Without nf_conntrack_allow_invalid, here's the output of tcpdump -ttSni any with appropriate filters. Blank lines are added for readability, and irrelevant details are trimmed.

Code:
listening on any, link-type LINUX_SLL2 (Linux cooked v2), snapshot length 262144 bytes
1696412047.886575 veth101i1 P   IP 172.31.0.2.47066 > 172.31.1.11.80: Flags [S]
1696412047.886592 fwln101i1 Out IP 172.31.0.2.47066 > 172.31.1.11.80: Flags [S]
1696412047.886594 fwpr101p1 P   IP 172.31.0.2.47066 > 172.31.1.11.80: Flags [S]
1696412047.886599 fwpr811p0 Out IP 172.31.0.2.47066 > 172.31.1.11.80: Flags [S]
1696412047.886600 fwln811i0 P   IP 172.31.0.2.47066 > 172.31.1.11.80: Flags [S]

1696412048.086620 tap811i0 Out IP 172.31.0.2.47066 > 172.31.1.11.80: Flags [S]
1696412048.086841 tap811i0 P   IP 172.31.1.11.80 > 172.31.0.2.47066: Flags [R.]

1696412048.286919 fwln811i0 Out IP 172.31.1.11.80 > 172.31.0.2.47066: Flags [R.]
1696412048.286930 fwpr811p0 P   IP 172.31.1.11.80 > 172.31.0.2.47066: Flags [R.]

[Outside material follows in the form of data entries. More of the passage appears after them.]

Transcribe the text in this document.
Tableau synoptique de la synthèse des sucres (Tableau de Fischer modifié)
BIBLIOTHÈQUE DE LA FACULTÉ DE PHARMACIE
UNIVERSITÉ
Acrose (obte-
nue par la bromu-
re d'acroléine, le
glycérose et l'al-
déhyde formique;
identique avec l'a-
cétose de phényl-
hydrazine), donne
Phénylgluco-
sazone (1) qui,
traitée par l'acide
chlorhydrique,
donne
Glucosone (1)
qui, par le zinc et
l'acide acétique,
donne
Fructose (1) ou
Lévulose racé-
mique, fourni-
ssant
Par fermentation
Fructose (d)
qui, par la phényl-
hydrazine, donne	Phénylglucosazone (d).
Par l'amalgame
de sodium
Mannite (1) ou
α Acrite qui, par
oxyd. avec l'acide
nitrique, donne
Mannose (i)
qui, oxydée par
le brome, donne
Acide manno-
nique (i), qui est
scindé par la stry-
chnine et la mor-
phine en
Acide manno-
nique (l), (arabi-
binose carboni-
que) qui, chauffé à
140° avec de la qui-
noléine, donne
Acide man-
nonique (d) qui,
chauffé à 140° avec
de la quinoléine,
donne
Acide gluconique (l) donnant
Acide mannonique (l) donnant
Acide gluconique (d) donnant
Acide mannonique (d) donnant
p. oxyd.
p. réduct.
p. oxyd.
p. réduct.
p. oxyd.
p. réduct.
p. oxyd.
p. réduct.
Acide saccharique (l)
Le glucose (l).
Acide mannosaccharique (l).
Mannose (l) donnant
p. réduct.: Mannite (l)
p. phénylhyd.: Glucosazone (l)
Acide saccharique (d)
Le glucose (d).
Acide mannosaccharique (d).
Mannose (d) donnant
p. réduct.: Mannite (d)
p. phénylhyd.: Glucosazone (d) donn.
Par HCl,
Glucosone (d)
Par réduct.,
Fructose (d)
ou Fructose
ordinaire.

Here's the output of conntrack -E -o timestamp with the same filters:

Code:
[1696412047.886657]         [NEW] tcp      6 120 SYN_SENT src=172.31.0.2 dst=172.31.1.11 sport=47066 dport=80 [UNREPLIED] src=172.31.1.11 dst=172.31.0.2 sport=80 dport=47066
[1696412048.086899]     [DESTROY] tcp      6 119 CLOSE src=172.31.0.2 dst=172.31.1.11 sport=47066 dport=80 [UNREPLIED] src=172.31.1.11 dst=172.31.0.2 sport=80 dport=47066

Comparing the timestamps, it's evident that the conntrack item is destroyed as soon as the RST packet appears from tap811i0.